Most employers conduct salary reviews as part of the performance review cycle. This is one of the best opportunities to negotiate for more pay. Startup companies and other employers may offer a salary review after the first three to six months on the job.
Many companies believe in separating the performance review from the salary review, because one is an evaluation and the other is a negotiation. But the business world moves so fast that that the two discussions are often combined.
Companies set budgets for pay increases. Usually the budget calls for the average employee to receive a 4 percent increase. Raises vary by position and by performance, however. Executives, IT personnel, and other employees in jobs in which salaries are moving faster may receive bigger raises. Within whatever range they operate, however, managers usually have the latitude to give some employees larger increases than others.
Remember: a pay increase below the level of inflation is not real raise because it does not keep pace with the eroding value of the dollar.
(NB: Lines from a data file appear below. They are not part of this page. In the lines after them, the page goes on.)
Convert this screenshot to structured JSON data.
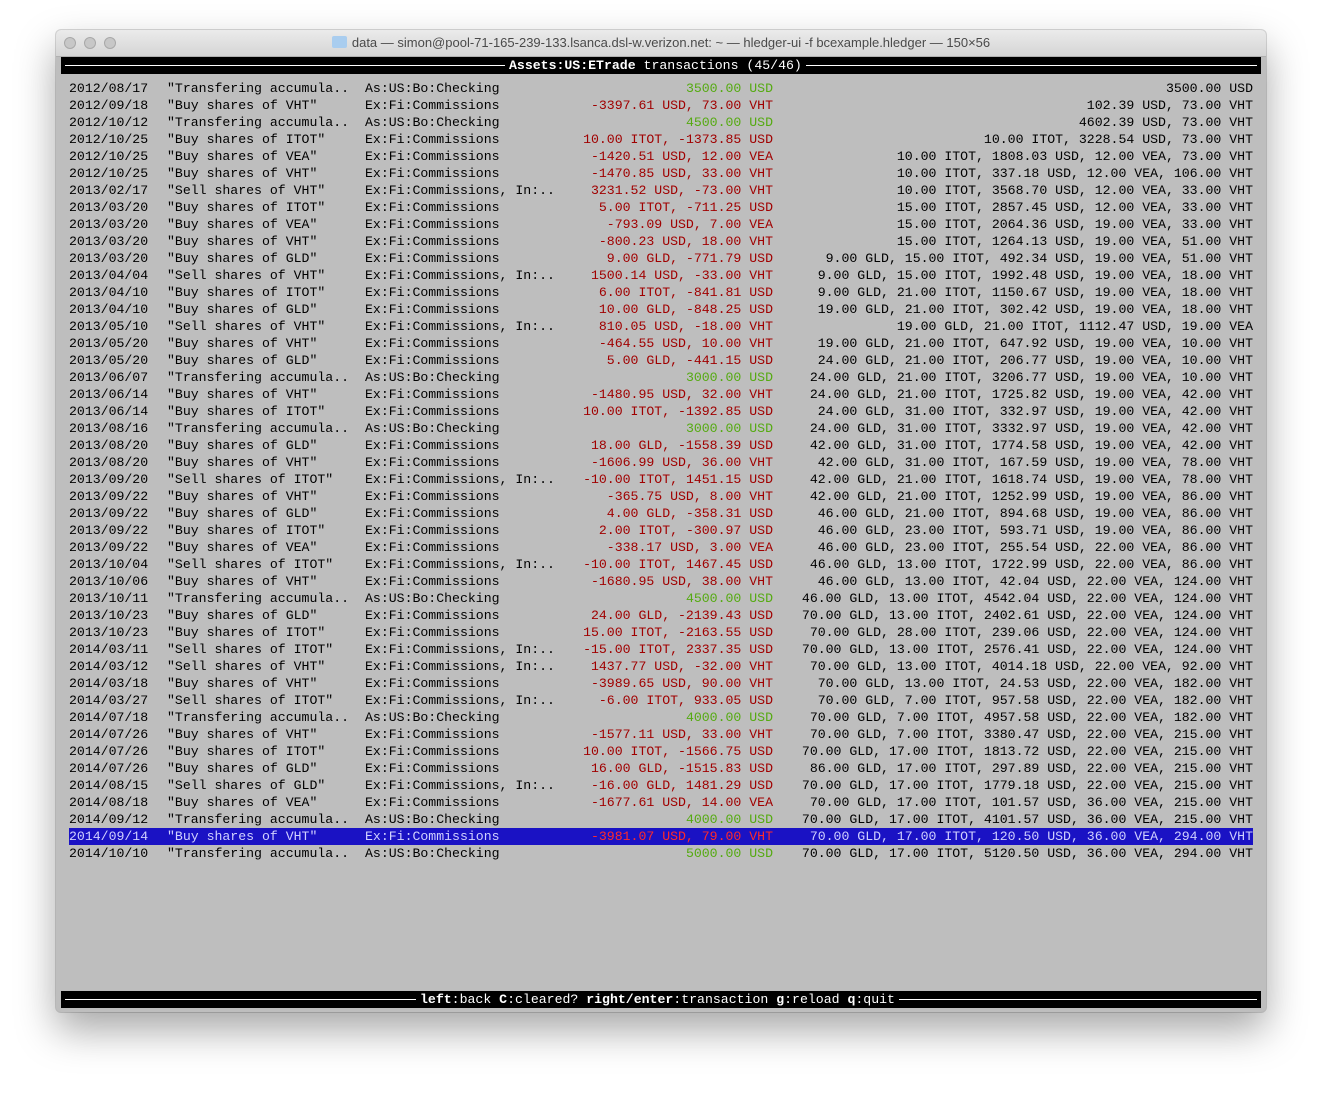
{
  "window": {
    "title": "data — simon@pool-71-165-239-133.lsanca.dsl-w.verizon.net: ~ — hledger-ui -f bcexample.hledger — 150×56"
  },
  "header": {
    "account": "Assets:US:ETrade",
    "label": "transactions (45/46)"
  },
  "colors": {
    "increase": "#55aa11",
    "decrease": "#a00000",
    "selection": "#1a12c4"
  },
  "selected_index": 44,
  "rows": [
    {
      "date": "2012/08/17",
      "desc": "\"Transfering accumula..",
      "account": "As:US:Bo:Checking",
      "change": "3500.00 USD",
      "kind": "increase",
      "balance": "3500.00 USD"
    },
    {
      "date": "2012/09/18",
      "desc": "\"Buy shares of VHT\"",
      "account": "Ex:Fi:Commissions",
      "change": "-3397.61 USD, 73.00 VHT",
      "kind": "decrease",
      "balance": "102.39 USD, 73.00 VHT"
    },
    {
      "date": "2012/10/12",
      "desc": "\"Transfering accumula..",
      "account": "As:US:Bo:Checking",
      "change": "4500.00 USD",
      "kind": "increase",
      "balance": "4602.39 USD, 73.00 VHT"
    },
    {
      "date": "2012/10/25",
      "desc": "\"Buy shares of ITOT\"",
      "account": "Ex:Fi:Commissions",
      "change": "10.00 ITOT, -1373.85 USD",
      "kind": "decrease",
      "balance": "10.00 ITOT, 3228.54 USD, 73.00 VHT"
    },
    {
      "date": "2012/10/25",
      "desc": "\"Buy shares of VEA\"",
      "account": "Ex:Fi:Commissions",
      "change": "-1420.51 USD, 12.00 VEA",
      "kind": "decrease",
      "balance": "10.00 ITOT, 1808.03 USD, 12.00 VEA, 73.00 VHT"
    },
    {
      "date": "2012/10/25",
      "desc": "\"Buy shares of VHT\"",
      "account": "Ex:Fi:Commissions",
      "change": "-1470.85 USD, 33.00 VHT",
      "kind": "decrease",
      "balance": "10.00 ITOT, 337.18 USD, 12.00 VEA, 106.00 VHT"
    },
    {
      "date": "2013/02/17",
      "desc": "\"Sell shares of VHT\"",
      "account": "Ex:Fi:Commissions, In:..",
      "change": "3231.52 USD, -73.00 VHT",
      "kind": "decrease",
      "balance": "10.00 ITOT, 3568.70 USD, 12.00 VEA, 33.00 VHT"
    },
    {
      "date": "2013/03/20",
      "desc": "\"Buy shares of ITOT\"",
      "account": "Ex:Fi:Commissions",
      "change": "5.00 ITOT, -711.25 USD",
      "kind": "decrease",
      "balance": "15.00 ITOT, 2857.45 USD, 12.00 VEA, 33.00 VHT"
    },
    {
      "date": "2013/03/20",
      "desc": "\"Buy shares of VEA\"",
      "account": "Ex:Fi:Commissions",
      "change": "-793.09 USD, 7.00 VEA",
      "kind": "decrease",
      "balance": "15.00 ITOT, 2064.36 USD, 19.00 VEA, 33.00 VHT"
    },
    {
      "date": "2013/03/20",
      "desc": "\"Buy shares of VHT\"",
      "account": "Ex:Fi:Commissions",
      "change": "-800.23 USD, 18.00 VHT",
      "kind": "decrease",
      "balance": "15.00 ITOT, 1264.13 USD, 19.00 VEA, 51.00 VHT"
    },
    {
      "date": "2013/03/20",
      "desc": "\"Buy shares of GLD\"",
      "account": "Ex:Fi:Commissions",
      "change": "9.00 GLD, -771.79 USD",
      "kind": "decrease",
      "balance": "9.00 GLD, 15.00 ITOT, 492.34 USD, 19.00 VEA, 51.00 VHT"
    },
    {
      "date": "2013/04/04",
      "desc": "\"Sell shares of VHT\"",
      "account": "Ex:Fi:Commissions, In:..",
      "change": "1500.14 USD, -33.00 VHT",
      "kind": "decrease",
      "balance": "9.00 GLD, 15.00 ITOT, 1992.48 USD, 19.00 VEA, 18.00 VHT"
    },
    {
      "date": "2013/04/10",
      "desc": "\"Buy shares of ITOT\"",
      "account": "Ex:Fi:Commissions",
      "change": "6.00 ITOT, -841.81 USD",
      "kind": "decrease",
      "balance": "9.00 GLD, 21.00 ITOT, 1150.67 USD, 19.00 VEA, 18.00 VHT"
    },
    {
      "date": "2013/04/10",
      "desc": "\"Buy shares of GLD\"",
      "account": "Ex:Fi:Commissions",
      "change": "10.00 GLD, -848.25 USD",
      "kind": "decrease",
      "balance": "19.00 GLD, 21.00 ITOT, 302.42 USD, 19.00 VEA, 18.00 VHT"
    },
    {
      "date": "2013/05/10",
      "desc": "\"Sell shares of VHT\"",
      "account": "Ex:Fi:Commissions, In:..",
      "change": "810.05 USD, -18.00 VHT",
      "kind": "decrease",
      "balance": "19.00 GLD, 21.00 ITOT, 1112.47 USD, 19.00 VEA"
    },
    {
      "date": "2013/05/20",
      "desc": "\"Buy shares of VHT\"",
      "account": "Ex:Fi:Commissions",
      "change": "-464.55 USD, 10.00 VHT",
      "kind": "decrease",
      "balance": "19.00 GLD, 21.00 ITOT, 647.92 USD, 19.00 VEA, 10.00 VHT"
    },
    {
      "date": "2013/05/20",
      "desc": "\"Buy shares of GLD\"",
      "account": "Ex:Fi:Commissions",
      "change": "5.00 GLD, -441.15 USD",
      "kind": "decrease",
      "balance": "24.00 GLD, 21.00 ITOT, 206.77 USD, 19.00 VEA, 10.00 VHT"
    },
    {
      "date": "2013/06/07",
      "desc": "\"Transfering accumula..",
      "account": "As:US:Bo:Checking",
      "change": "3000.00 USD",
      "kind": "increase",
      "balance": "24.00 GLD, 21.00 ITOT, 3206.77 USD, 19.00 VEA, 10.00 VHT"
    },
    {
      "date": "2013/06/14",
      "desc": "\"Buy shares of VHT\"",
      "account": "Ex:Fi:Commissions",
      "change": "-1480.95 USD, 32.00 VHT",
      "kind": "decrease",
      "balance": "24.00 GLD, 21.00 ITOT, 1725.82 USD, 19.00 VEA, 42.00 VHT"
    },
    {
      "date": "2013/06/14",
      "desc": "\"Buy shares of ITOT\"",
      "account": "Ex:Fi:Commissions",
      "change": "10.00 ITOT, -1392.85 USD",
      "kind": "decrease",
      "balance": "24.00 GLD, 31.00 ITOT, 332.97 USD, 19.00 VEA, 42.00 VHT"
    },
    {
      "date": "2013/08/16",
      "desc": "\"Transfering accumula..",
      "account": "As:US:Bo:Checking",
      "change": "3000.00 USD",
      "kind": "increase",
      "balance": "24.00 GLD, 31.00 ITOT, 3332.97 USD, 19.00 VEA, 42.00 VHT"
    },
    {
      "date": "2013/08/20",
      "desc": "\"Buy shares of GLD\"",
      "account": "Ex:Fi:Commissions",
      "change": "18.00 GLD, -1558.39 USD",
      "kind": "decrease",
      "balance": "42.00 GLD, 31.00 ITOT, 1774.58 USD, 19.00 VEA, 42.00 VHT"
    },
    {
      "date": "2013/08/20",
      "desc": "\"Buy shares of VHT\"",
      "account": "Ex:Fi:Commissions",
      "change": "-1606.99 USD, 36.00 VHT",
      "kind": "decrease",
      "balance": "42.00 GLD, 31.00 ITOT, 167.59 USD, 19.00 VEA, 78.00 VHT"
    },
    {
      "date": "2013/09/20",
      "desc": "\"Sell shares of ITOT\"",
      "account": "Ex:Fi:Commissions, In:..",
      "change": "-10.00 ITOT, 1451.15 USD",
      "kind": "decrease",
      "balance": "42.00 GLD, 21.00 ITOT, 1618.74 USD, 19.00 VEA, 78.00 VHT"
    },
    {
      "date": "2013/09/22",
      "desc": "\"Buy shares of VHT\"",
      "account": "Ex:Fi:Commissions",
      "change": "-365.75 USD, 8.00 VHT",
      "kind": "decrease",
      "balance": "42.00 GLD, 21.00 ITOT, 1252.99 USD, 19.00 VEA, 86.00 VHT"
    },
    {
      "date": "2013/09/22",
      "desc": "\"Buy shares of GLD\"",
      "account": "Ex:Fi:Commissions",
      "change": "4.00 GLD, -358.31 USD",
      "kind": "decrease",
      "balance": "46.00 GLD, 21.00 ITOT, 894.68 USD, 19.00 VEA, 86.00 VHT"
    },
    {
      "date": "2013/09/22",
      "desc": "\"Buy shares of ITOT\"",
      "account": "Ex:Fi:Commissions",
      "change": "2.00 ITOT, -300.97 USD",
      "kind": "decrease",
      "balance": "46.00 GLD, 23.00 ITOT, 593.71 USD, 19.00 VEA, 86.00 VHT"
    },
    {
      "date": "2013/09/22",
      "desc": "\"Buy shares of VEA\"",
      "account": "Ex:Fi:Commissions",
      "change": "-338.17 USD, 3.00 VEA",
      "kind": "decrease",
      "balance": "46.00 GLD, 23.00 ITOT, 255.54 USD, 22.00 VEA, 86.00 VHT"
    },
    {
      "date": "2013/10/04",
      "desc": "\"Sell shares of ITOT\"",
      "account": "Ex:Fi:Commissions, In:..",
      "change": "-10.00 ITOT, 1467.45 USD",
      "kind": "decrease",
      "balance": "46.00 GLD, 13.00 ITOT, 1722.99 USD, 22.00 VEA, 86.00 VHT"
    },
    {
      "date": "2013/10/06",
      "desc": "\"Buy shares of VHT\"",
      "account": "Ex:Fi:Commissions",
      "change": "-1680.95 USD, 38.00 VHT",
      "kind": "decrease",
      "balance": "46.00 GLD, 13.00 ITOT, 42.04 USD, 22.00 VEA, 124.00 VHT"
    },
    {
      "date": "2013/10/11",
      "desc": "\"Transfering accumula..",
      "account": "As:US:Bo:Checking",
      "change": "4500.00 USD",
      "kind": "increase",
      "balance": "46.00 GLD, 13.00 ITOT, 4542.04 USD, 22.00 VEA, 124.00 VHT"
    },
    {
      "date": "2013/10/23",
      "desc": "\"Buy shares of GLD\"",
      "account": "Ex:Fi:Commissions",
      "change": "24.00 GLD, -2139.43 USD",
      "kind": "decrease",
      "balance": "70.00 GLD, 13.00 ITOT, 2402.61 USD, 22.00 VEA, 124.00 VHT"
    },
    {
      "date": "2013/10/23",
      "desc": "\"Buy shares of ITOT\"",
      "account": "Ex:Fi:Commissions",
      "change": "15.00 ITOT, -2163.55 USD",
      "kind": "decrease",
      "balance": "70.00 GLD, 28.00 ITOT, 239.06 USD, 22.00 VEA, 124.00 VHT"
    },
    {
      "date": "2014/03/11",
      "desc": "\"Sell shares of ITOT\"",
      "account": "Ex:Fi:Commissions, In:..",
      "change": "-15.00 ITOT, 2337.35 USD",
      "kind": "decrease",
      "balance": "70.00 GLD, 13.00 ITOT, 2576.41 USD, 22.00 VEA, 124.00 VHT"
    },
    {
      "date": "2014/03/12",
      "desc": "\"Sell shares of VHT\"",
      "account": "Ex:Fi:Commissions, In:..",
      "change": "1437.77 USD, -32.00 VHT",
      "kind": "decrease",
      "balance": "70.00 GLD, 13.00 ITOT, 4014.18 USD, 22.00 VEA, 92.00 VHT"
    },
    {
      "date": "2014/03/18",
      "desc": "\"Buy shares of VHT\"",
      "account": "Ex:Fi:Commissions",
      "change": "-3989.65 USD, 90.00 VHT",
      "kind": "decrease",
      "balance": "70.00 GLD, 13.00 ITOT, 24.53 USD, 22.00 VEA, 182.00 VHT"
    },
    {
      "date": "2014/03/27",
      "desc": "\"Sell shares of ITOT\"",
      "account": "Ex:Fi:Commissions, In:..",
      "change": "-6.00 ITOT, 933.05 USD",
      "kind": "decrease",
      "balance": "70.00 GLD, 7.00 ITOT, 957.58 USD, 22.00 VEA, 182.00 VHT"
    },
    {
      "date": "2014/07/18",
      "desc": "\"Transfering accumula..",
      "account": "As:US:Bo:Checking",
      "change": "4000.00 USD",
      "kind": "increase",
      "balance": "70.00 GLD, 7.00 ITOT, 4957.58 USD, 22.00 VEA, 182.00 VHT"
    },
    {
      "date": "2014/07/26",
      "desc": "\"Buy shares of VHT\"",
      "account": "Ex:Fi:Commissions",
      "change": "-1577.11 USD, 33.00 VHT",
      "kind": "decrease",
      "balance": "70.00 GLD, 7.00 ITOT, 3380.47 USD, 22.00 VEA, 215.00 VHT"
    },
    {
      "date": "2014/07/26",
      "desc": "\"Buy shares of ITOT\"",
      "account": "Ex:Fi:Commissions",
      "change": "10.00 ITOT, -1566.75 USD",
      "kind": "decrease",
      "balance": "70.00 GLD, 17.00 ITOT, 1813.72 USD, 22.00 VEA, 215.00 VHT"
    },
    {
      "date": "2014/07/26",
      "desc": "\"Buy shares of GLD\"",
      "account": "Ex:Fi:Commissions",
      "change": "16.00 GLD, -1515.83 USD",
      "kind": "decrease",
      "balance": "86.00 GLD, 17.00 ITOT, 297.89 USD, 22.00 VEA, 215.00 VHT"
    },
    {
      "date": "2014/08/15",
      "desc": "\"Sell shares of GLD\"",
      "account": "Ex:Fi:Commissions, In:..",
      "change": "-16.00 GLD, 1481.29 USD",
      "kind": "decrease",
      "balance": "70.00 GLD, 17.00 ITOT, 1779.18 USD, 22.00 VEA, 215.00 VHT"
    },
    {
      "date": "2014/08/18",
      "desc": "\"Buy shares of VEA\"",
      "account": "Ex:Fi:Commissions",
      "change": "-1677.61 USD, 14.00 VEA",
      "kind": "decrease",
      "balance": "70.00 GLD, 17.00 ITOT, 101.57 USD, 36.00 VEA, 215.00 VHT"
    },
    {
      "date": "2014/09/12",
      "desc": "\"Transfering accumula..",
      "account": "As:US:Bo:Checking",
      "change": "4000.00 USD",
      "kind": "increase",
      "balance": "70.00 GLD, 17.00 ITOT, 4101.57 USD, 36.00 VEA, 215.00 VHT"
    },
    {
      "date": "2014/09/14",
      "desc": "\"Buy shares of VHT\"",
      "account": "Ex:Fi:Commissions",
      "change": "-3981.07 USD, 79.00 VHT",
      "kind": "decrease",
      "balance": "70.00 GLD, 17.00 ITOT, 120.50 USD, 36.00 VEA, 294.00 VHT"
    },
    {
      "date": "2014/10/10",
      "desc": "\"Transfering accumula..",
      "account": "As:US:Bo:Checking",
      "change": "5000.00 USD",
      "kind": "increase",
      "balance": "70.00 GLD, 17.00 ITOT, 5120.50 USD, 36.00 VEA, 294.00 VHT"
    }
  ],
  "footer": {
    "keys": [
      {
        "key": "left",
        "action": "back"
      },
      {
        "key": "C",
        "action": "cleared?"
      },
      {
        "key": "right/enter",
        "action": "transaction"
      },
      {
        "key": "g",
        "action": "reload"
      },
      {
        "key": "q",
        "action": "quit"
      }
    ]
  }
}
Many employers pay at or close to the prevailing market rate to retain good people. Research your market value and the typical raise for someone in your position in your industry before your salary review so that you can make the case for what you believe you deserve. Understand that the median salaries reported in studies are for people who are proficient in the job. If you are new to the role, don't be surprised if you are paid below the median. Then, as you develop skills to progress in your job, your pay should reflect your increasing proficiency.
Your employer also researches salaries, and is likely to have access to many data sources that are difficult or impossible for individuals to come by. Some progressive companies readily share this data with employees so as to foster an open dialog about fair pay. If you and your employer begin a dialog about data sources, you may be well on your way to a win-win negotiation based on market value.
In an ideal world, here's what a salary negotiation might look like.
Your pay is aligned to your performance.
You have a task-oriented job description and measurable performance standards.
At your performance review, you and your employer agree about how well your performance measures up to expectations and how proficient you are in your job.
At your salary review, you and your employer agree about the market price for your job.
Your salary is set to coincide with your level of proficiency and performance in your job.
What to ask for
As with any negotiation, thoroughly understand what you have to offer.
Find out the market range for your job through research tools such as the Personal Salary Report.
Consider your own value within that range given your particular skills and accomplishments.
Find out the customary raises in your industry and your company through the Personal Salary Report, your network, and your human resources office.
When presented with better information about the value of a job, a firm could make a considerable salary adjustment.
Some companies offer only modest increases, even for outstanding performance.
Remember that a cost-of-living increase that simply keeps pace with inflation is not a real raise.
A promotion, usually accompanied by a raise, acknowledges your ability to handle additional responsibilities.
Even without a pay increase, a promotion will signal progress in your career.